Lunch in the Chinese quarter

Chendra

Chendra

We met up with a friend on Monday at De Waag op de Nieuwmarkt and ate round the corner at the Nam Kee on the Zeedijk.

We discussed Chendra’s video clips on YouTube. My favourite is Lamento de Pollux (Chendra is himself dancing in that one) with very effective music by Santiago Lanchares. It’s a work-in-progress, but already excellent. I told Chendra that the clip reminded me of Un Chien Andalou. But when we looked at the film later (and also at L’Age d’Or) he didn’t see any resemblance to his work and I couldn’t find the words to explain what I meant………whoops.

After lunch we went back to the Nieuwmarkt and sat at a terrasje drinking coffee. Spring has arrived you see.

Then we walked over to the Muziekgebouw aan ’t IJ and picked up a brochure for next season. I like that building very much and the positioning there by the water is just great.

Dinner at Jeroen’s house on Easter Sunday

Brilliant meal at Jeroen’s pretty house in a cute village situated on the river Vecht. Me, Ananda, Chendra, Jeroen of course (who was cook) and Iman Ahimsa, a photographer. They got on to the subject of China and then Feng Shui. I was just “taking notes”. A classical music station was was playing in the background, so Ananda and I were meanwhile enjoying recognizing things as they came along. It’s a good game. Some Star Trek music appeared (obviously scraping through into the classical music category) and then a marvelous choral piece by John Rutter which we hunted for when we got back to Amsterdam. The subject of Lounge Music came up and the Buddha Bar in Paris. So Jeroen put on a compilation CD released under their brand name.
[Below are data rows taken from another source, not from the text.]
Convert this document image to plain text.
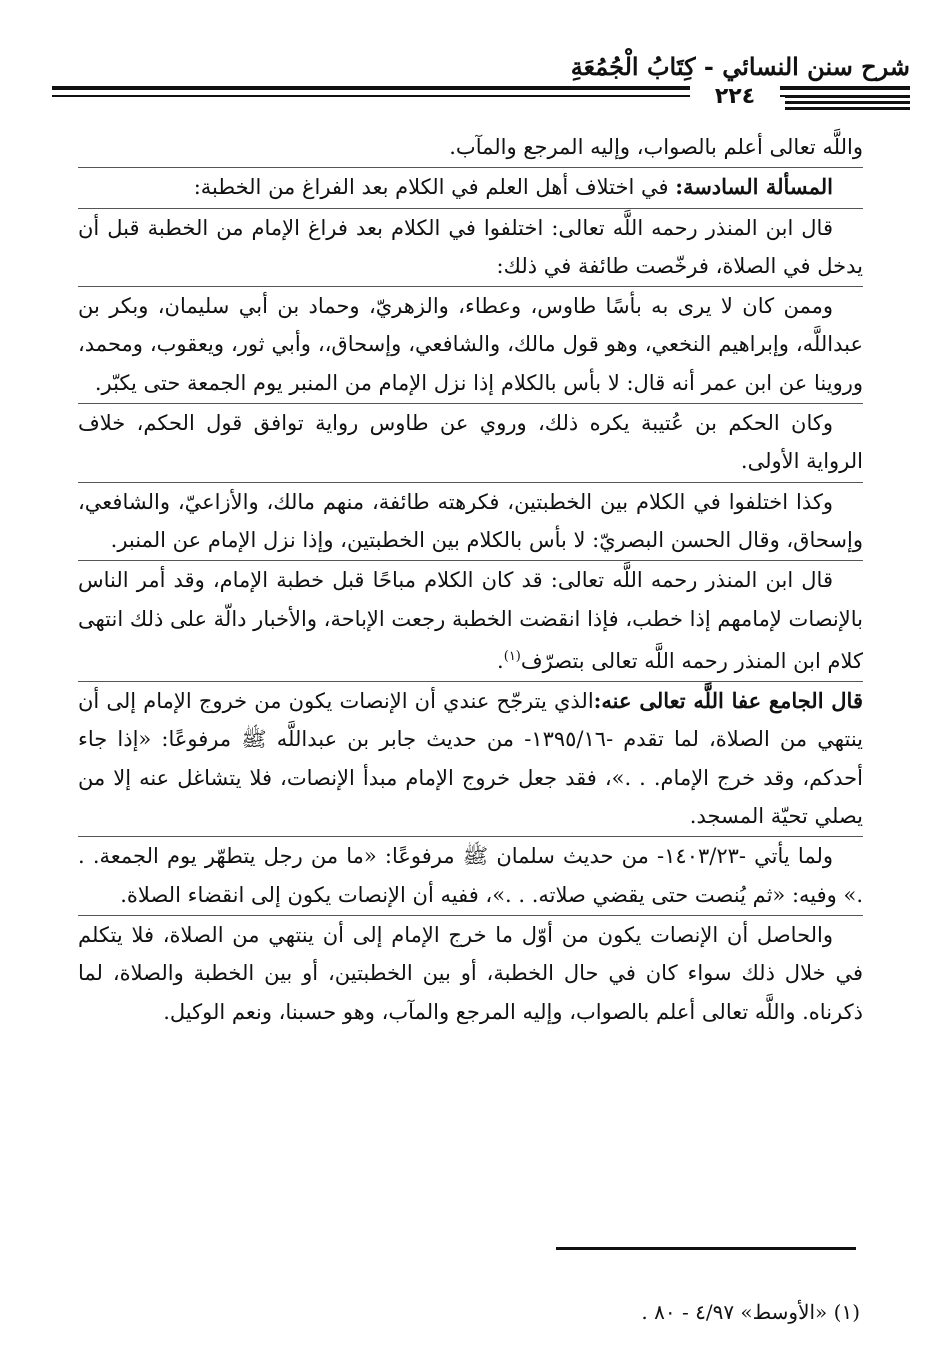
شرح سنن النسائي - كِتَابُ الْجُمُعَةِ
٢٢٤

واللَّه تعالى أعلم بالصواب، وإليه المرجع والمآب.

المسألة السادسة: في اختلاف أهل العلم في الكلام بعد الفراغ من الخطبة:

قال ابن المنذر رحمه اللَّه تعالى: اختلفوا في الكلام بعد فراغ الإمام من الخطبة قبل أن يدخل في الصلاة، فرخّصت طائفة في ذلك:

وممن كان لا يرى به بأسًا طاوس، وعطاء، والزهريّ، وحماد بن أبي سليمان، وبكر بن عبداللَّه، وإبراهيم النخعي، وهو قول مالك، والشافعي، وإسحاق،، وأبي ثور، ويعقوب، ومحمد، وروينا عن ابن عمر أنه قال: لا بأس بالكلام إذا نزل الإمام من المنبر يوم الجمعة حتى يكبّر.

وكان الحكم بن عُتيبة يكره ذلك، وروي عن طاوس رواية توافق قول الحكم، خلاف الرواية الأولى.

وكذا اختلفوا في الكلام بين الخطبتين، فكرهته طائفة، منهم مالك، والأزاعيّ، والشافعي، وإسحاق، وقال الحسن البصريّ: لا بأس بالكلام بين الخطبتين، وإذا نزل الإمام عن المنبر.

قال ابن المنذر رحمه اللَّه تعالى: قد كان الكلام مباحًا قبل خطبة الإمام، وقد أمر الناس بالإنصات لإمامهم إذا خطب، فإذا انقضت الخطبة رجعت الإباحة، والأخبار دالّة على ذلك انتهى كلام ابن المنذر رحمه اللَّه تعالى بتصرّف$^{(١)}$.

قال الجامع عفا اللَّه تعالى عنه:الذي يترجّح عندي أن الإنصات يكون من خروج الإمام إلى أن ينتهي من الصلاة، لما تقدم -١٣٩٥/١٦- من حديث جابر بن عبداللَّه ﷺ مرفوعًا: «إذا جاء أحدكم، وقد خرج الإمام. . .»، فقد جعل خروج الإمام مبدأ الإنصات، فلا يتشاغل عنه إلا من يصلي تحيّة المسجد.

ولما يأتي -١٤٠٣/٢٣- من حديث سلمان ﷺ مرفوعًا: «ما من رجل يتطهّر يوم الجمعة. . .» وفيه: «ثم يُنصت حتى يقضي صلاته. . .»، ففيه أن الإنصات يكون إلى انقضاء الصلاة.

والحاصل أن الإنصات يكون من أوّل ما خرج الإمام إلى أن ينتهي من الصلاة، فلا يتكلم في خلال ذلك سواء كان في حال الخطبة، أو بين الخطبتين، أو بين الخطبة والصلاة، لما ذكرناه. واللَّه تعالى أعلم بالصواب، وإليه المرجع والمآب، وهو حسبنا، ونعم الوكيل.

(١) «الأوسط» ٤/٩٧ - ٨٠ .
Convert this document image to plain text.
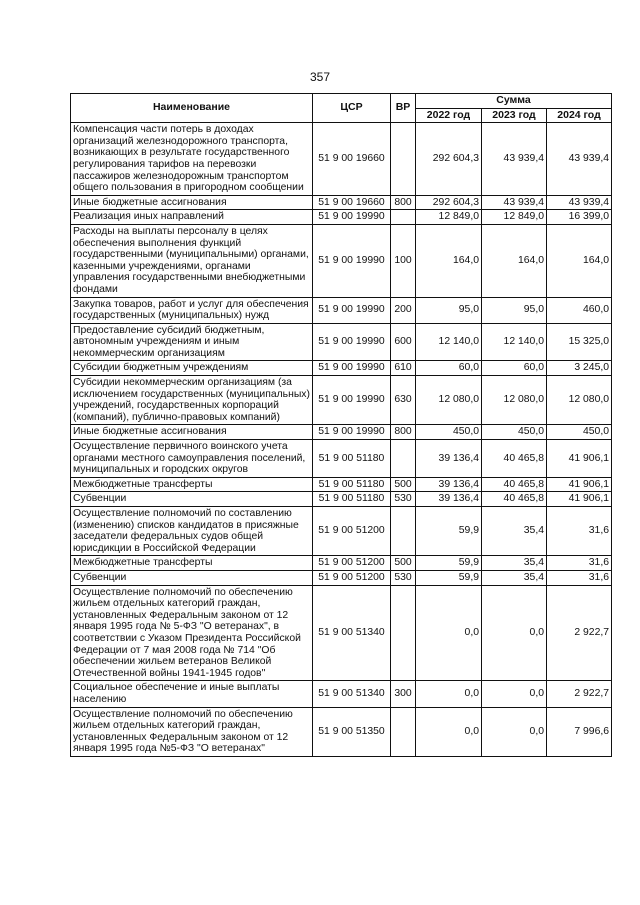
357
Наименование	ЦСР	ВР	Сумма		
			2022 год	2023 год	2024 год
Компенсация части потерь в доходах организаций железнодорожного транспорта, возникающих в результате государственного регулирования тарифов на перевозки пассажиров железнодорожным транспортом общего пользования в пригородном сообщении	51 9 00 19660		292 604,3	43 939,4	43 939,4
Иные бюджетные ассигнования	51 9 00 19660	800	292 604,3	43 939,4	43 939,4
Реализация иных направлений	51 9 00 19990		12 849,0	12 849,0	16 399,0
Расходы на выплаты персоналу в целях обеспечения выполнения функций государственными (муниципальными) органами, казенными учреждениями, органами управления государственными внебюджетными фондами	51 9 00 19990	100	164,0	164,0	164,0
Закупка товаров, работ и услуг для обеспечения государственных (муниципальных) нужд	51 9 00 19990	200	95,0	95,0	460,0
Предоставление субсидий бюджетным, автономным учреждениям и иным некоммерческим организациям	51 9 00 19990	600	12 140,0	12 140,0	15 325,0
Субсидии бюджетным учреждениям	51 9 00 19990	610	60,0	60,0	3 245,0
Субсидии некоммерческим организациям (за исключением государственных (муниципальных) учреждений, государственных корпораций (компаний), публично-правовых компаний)	51 9 00 19990	630	12 080,0	12 080,0	12 080,0
Иные бюджетные ассигнования	51 9 00 19990	800	450,0	450,0	450,0
Осуществление первичного воинского учета органами местного самоуправления поселений, муниципальных и городских округов	51 9 00 51180		39 136,4	40 465,8	41 906,1
Межбюджетные трансферты	51 9 00 51180	500	39 136,4	40 465,8	41 906,1
Субвенции	51 9 00 51180	530	39 136,4	40 465,8	41 906,1
Осуществление полномочий по составлению (изменению) списков кандидатов в присяжные заседатели федеральных судов общей юрисдикции в Российской Федерации	51 9 00 51200		59,9	35,4	31,6
Межбюджетные трансферты	51 9 00 51200	500	59,9	35,4	31,6
Субвенции	51 9 00 51200	530	59,9	35,4	31,6
Осуществление полномочий по обеспечению жильем отдельных категорий граждан, установленных Федеральным законом от 12 января 1995 года № 5-ФЗ "О ветеранах", в соответствии с Указом Президента Российской Федерации от 7 мая 2008 года № 714 "Об обеспечении жильем ветеранов Великой Отечественной войны 1941-1945 годов"	51 9 00 51340		0,0	0,0	2 922,7
Социальное обеспечение и иные выплаты населению	51 9 00 51340	300	0,0	0,0	2 922,7
Осуществление полномочий по обеспечению жильем отдельных категорий граждан, установленных Федеральным законом от 12 января 1995 года №5-ФЗ "О ветеранах"	51 9 00 51350		0,0	0,0	7 996,6
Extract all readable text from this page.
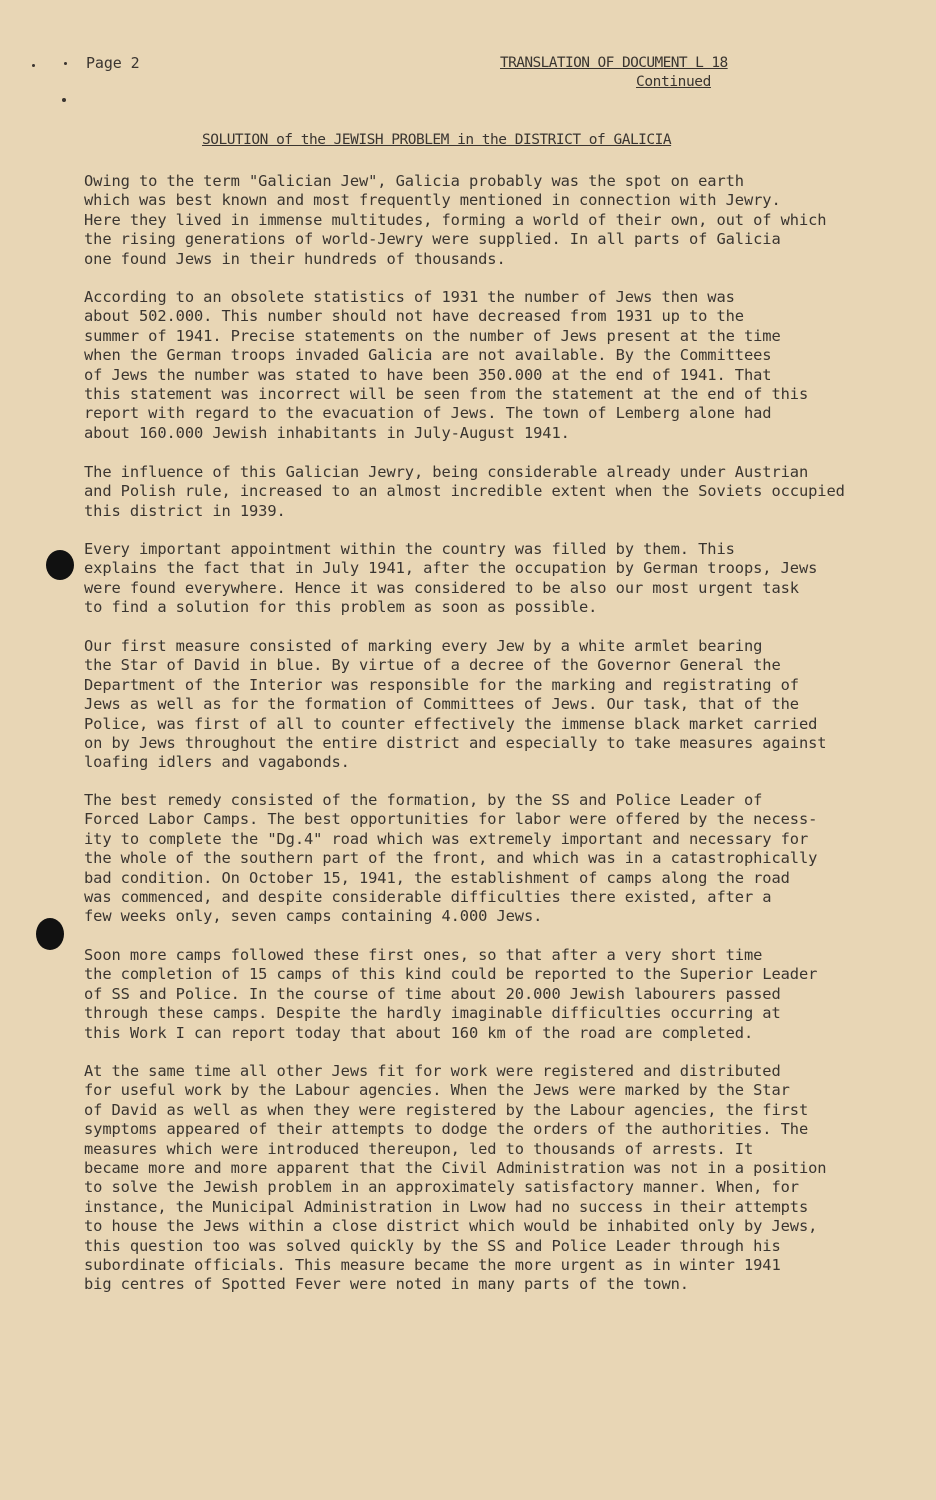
Page 2	TRANSLATION OF DOCUMENT L 18
Continued
SOLUTION of the JEWISH PROBLEM in the DISTRICT of GALICIA
Owing to the term "Galician Jew", Galicia probably was the spot on earth
which was best known and most frequently mentioned in connection with Jewry.
Here they lived in immense multitudes, forming a world of their own, out of which
the rising generations of world-Jewry were supplied. In all parts of Galicia
one found Jews in their hundreds of thousands.
According to an obsolete statistics of 1931 the number of Jews then was
about 502.000. This number should not have decreased from 1931 up to the
summer of 1941. Precise statements on the number of Jews present at the time
when the German troops invaded Galicia are not available. By the Committees
of Jews the number was stated to have been 350.000 at the end of 1941. That
this statement was incorrect will be seen from the statement at the end of this
report with regard to the evacuation of Jews. The town of Lemberg alone had
about 160.000 Jewish inhabitants in July-August 1941.
The influence of this Galician Jewry, being considerable already under Austrian
and Polish rule, increased to an almost incredible extent when the Soviets occupied
this district in 1939.
Every important appointment within the country was filled by them. This
explains the fact that in July 1941, after the occupation by German troops, Jews
were found everywhere. Hence it was considered to be also our most urgent task
to find a solution for this problem as soon as possible.
Our first measure consisted of marking every Jew by a white armlet bearing
the Star of David in blue. By virtue of a decree of the Governor General the
Department of the Interior was responsible for the marking and registrating of
Jews as well as for the formation of Committees of Jews. Our task, that of the
Police, was first of all to counter effectively the immense black market carried
on by Jews throughout the entire district and especially to take measures against
loafing idlers and vagabonds.
The best remedy consisted of the formation, by the SS and Police Leader of
Forced Labor Camps. The best opportunities for labor were offered by the necess-
ity to complete the "Dg.4" road which was extremely important and necessary for
the whole of the southern part of the front, and which was in a catastrophically
bad condition. On October 15, 1941, the establishment of camps along the road
was commenced, and despite considerable difficulties there existed, after a
few weeks only, seven camps containing 4.000 Jews.
Soon more camps followed these first ones, so that after a very short time
the completion of 15 camps of this kind could be reported to the Superior Leader
of SS and Police. In the course of time about 20.000 Jewish labourers passed
through these camps. Despite the hardly imaginable difficulties occurring at
this Work I can report today that about 160 km of the road are completed.
At the same time all other Jews fit for work were registered and distributed
for useful work by the Labour agencies. When the Jews were marked by the Star
of David as well as when they were registered by the Labour agencies, the first
symptoms appeared of their attempts to dodge the orders of the authorities. The
measures which were introduced thereupon, led to thousands of arrests. It
became more and more apparent that the Civil Administration was not in a position
to solve the Jewish problem in an approximately satisfactory manner. When, for
instance, the Municipal Administration in Lwow had no success in their attempts
to house the Jews within a close district which would be inhabited only by Jews,
this question too was solved quickly by the SS and Police Leader through his
subordinate officials. This measure became the more urgent as in winter 1941
big centres of Spotted Fever were noted in many parts of the town.
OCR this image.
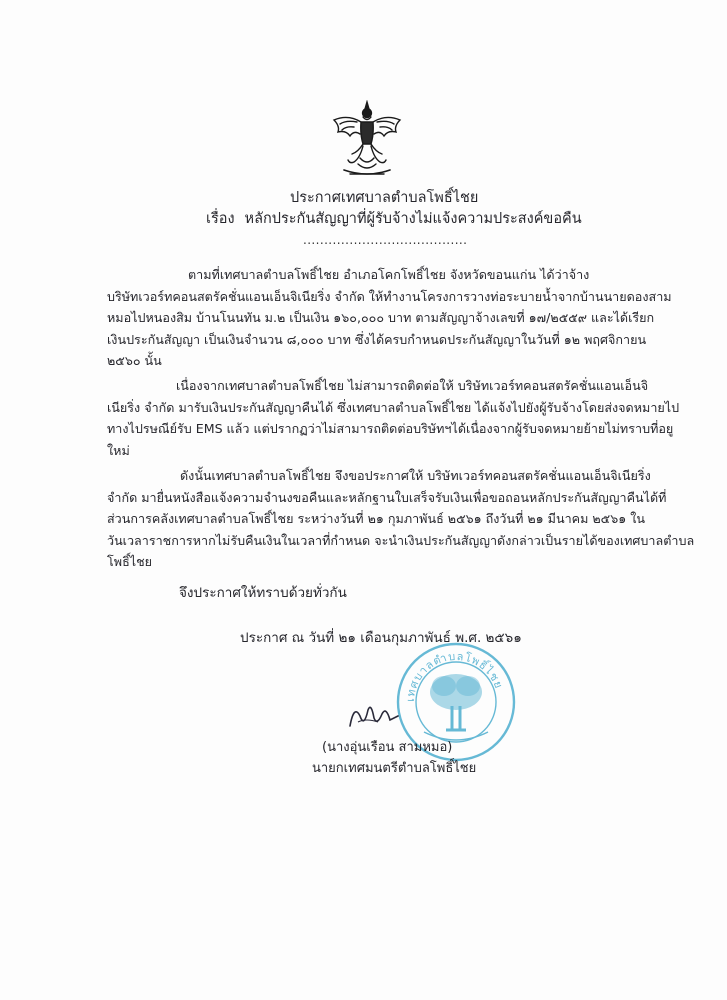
ประกาศเทศบาลตำบลโพธิ์ไชย
เรื่อง หลักประกันสัญญาที่ผู้รับจ้างไม่แจ้งความประสงค์ขอคืน
.......................................
ตามที่เทศบาลตำบลโพธิ์ไชย อำเภอโคกโพธิ์ไชย จังหวัดขอนแก่น ได้ว่าจ้าง
บริษัทเวอร์ทคอนสตรัคชั่นแอนเอ็นจิเนียริ่ง จำกัด ให้ทำงานโครงการวางท่อระบายน้ำจากบ้านนายดองสาม
หมอไปหนองสิม บ้านโนนทัน ม.๒ เป็นเงิน ๑๖๐,๐๐๐ บาท ตามสัญญาจ้างเลขที่ ๑๗/๒๕๕๙ และได้เรียก
เงินประกันสัญญา เป็นเงินจำนวน ๘,๐๐๐ บาท ซึ่งได้ครบกำหนดประกันสัญญาในวันที่ ๑๒ พฤศจิกายน
๒๕๖๐ นั้น
เนื่องจากเทศบาลตำบลโพธิ์ไชย ไม่สามารถติดต่อให้ บริษัทเวอร์ทคอนสตรัคชั่นแอนเอ็นจิ
เนียริ่ง จำกัด มารับเงินประกันสัญญาคืนได้ ซึ่งเทศบาลตำบลโพธิ์ไชย ได้แจ้งไปยังผู้รับจ้างโดยส่งจดหมายไป
ทางไปรษณีย์รับ EMS แล้ว แต่ปรากฏว่าไม่สามารถติดต่อบริษัทฯได้เนื่องจากผู้รับจดหมายย้ายไม่ทราบที่อยู
ใหม่
ดังนั้นเทศบาลตำบลโพธิ์ไชย จึงขอประกาศให้ บริษัทเวอร์ทคอนสตรัคชั่นแอนเอ็นจิเนียริ่ง
จำกัด มายื่นหนังสือแจ้งความจำนงขอคืนและหลักฐานใบเสร็จรับเงินเพื่อขอถอนหลักประกันสัญญาคืนได้ที่
ส่วนการคลังเทศบาลตำบลโพธิ์ไชย ระหว่างวันที่ ๒๑ กุมภาพันธ์ ๒๕๖๑ ถึงวันที่ ๒๑ มีนาคม ๒๕๖๑ ใน
วันเวลาราชการหากไม่รับคืนเงินในเวลาที่กำหนด จะนำเงินประกันสัญญาดังกล่าวเป็นรายได้ของเทศบาลตำบล
โพธิ์ไชย
จึงประกาศให้ทราบด้วยทั่วกัน
ประกาศ ณ วันที่ ๒๑ เดือนกุมภาพันธ์ พ.ศ. ๒๕๖๑
เทศบาลตำบลโพธิ์ไชย
(นางอุ่นเรือน สามหมอ)
นายกเทศมนตรีตำบลโพธิ์ไชย
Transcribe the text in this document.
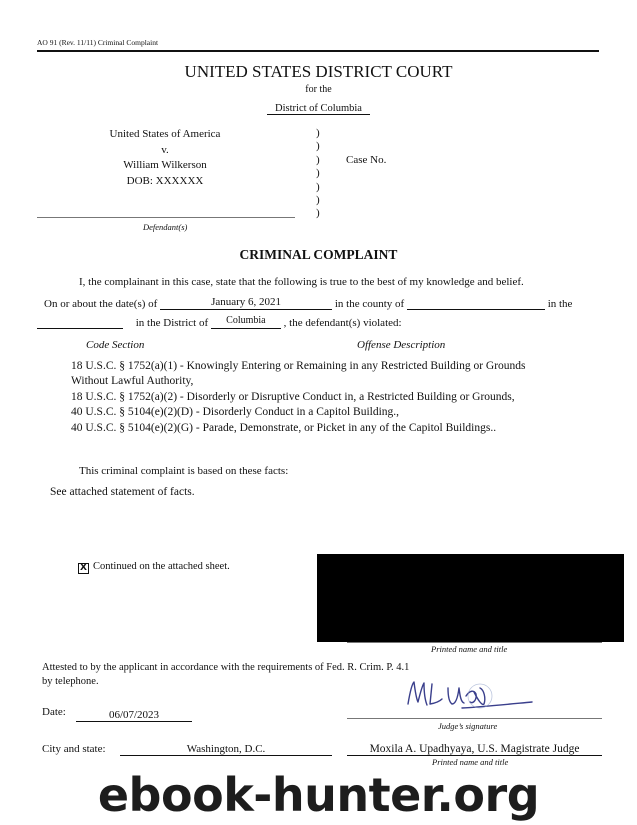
AO 91 (Rev. 11/11) Criminal Complaint
UNITED STATES DISTRICT COURT
for the
District of Columbia
United States of America
v.
William Wilkerson
DOB: XXXXXX
)
)
)
)
)
)
)
Case No.
Defendant(s)
CRIMINAL COMPLAINT
I, the complainant in this case, state that the following is true to the best of my knowledge and belief.
On or about the date(s) of	January 6, 2021	in the county of	in the
in the District of Columbia , the defendant(s) violated:
Code Section	Offense Description
18 U.S.C. § 1752(a)(1) - Knowingly Entering or Remaining in any Restricted Building or Grounds
Without Lawful Authority,
18 U.S.C. § 1752(a)(2) - Disorderly or Disruptive Conduct in, a Restricted Building or Grounds,
40 U.S.C. § 5104(e)(2)(D) - Disorderly Conduct in a Capitol Building.,
40 U.S.C. § 5104(e)(2)(G) - Parade, Demonstrate, or Picket in any of the Capitol Buildings..
This criminal complaint is based on these facts:
See attached statement of facts.
X Continued on the attached sheet.
Printed name and title
Attested to by the applicant in accordance with the requirements of Fed. R. Crim. P. 4.1
by telephone.
Judge’s signature
Date:	06/07/2023
City and state:	Washington, D.C.	Moxila A. Upadhyaya, U.S. Magistrate Judge
Printed name and title
ebook-hunter.org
Nice, but, oh dear, I’m pretty sure that’s not on my list of “things you must like” – the one I mislaid several years ago.

Together with Jeroen Kohnstamm to Het Nationale Ballet

We went with Jeroen, a friend of Chendra’s, to the ballet in the Muziektheater. I like that theatre very much. Het Nationale Ballet is a really good company. I enjoyed the evening. Particularly an excellent electronic score by Jacob ter Veldhuis, who I’ve sometimes met at Roderik and Annelie de Man’s house.

Choreographers go on trying to work with traditional ballet vocabulary, just as we are still trying to do something with violins and cellos. That’s not an exact parallel, but….the point is you get that sometimes disconcerting combination of old and new.

Dinner at Dantzig aan de Amstel next door. Meat! Mmm!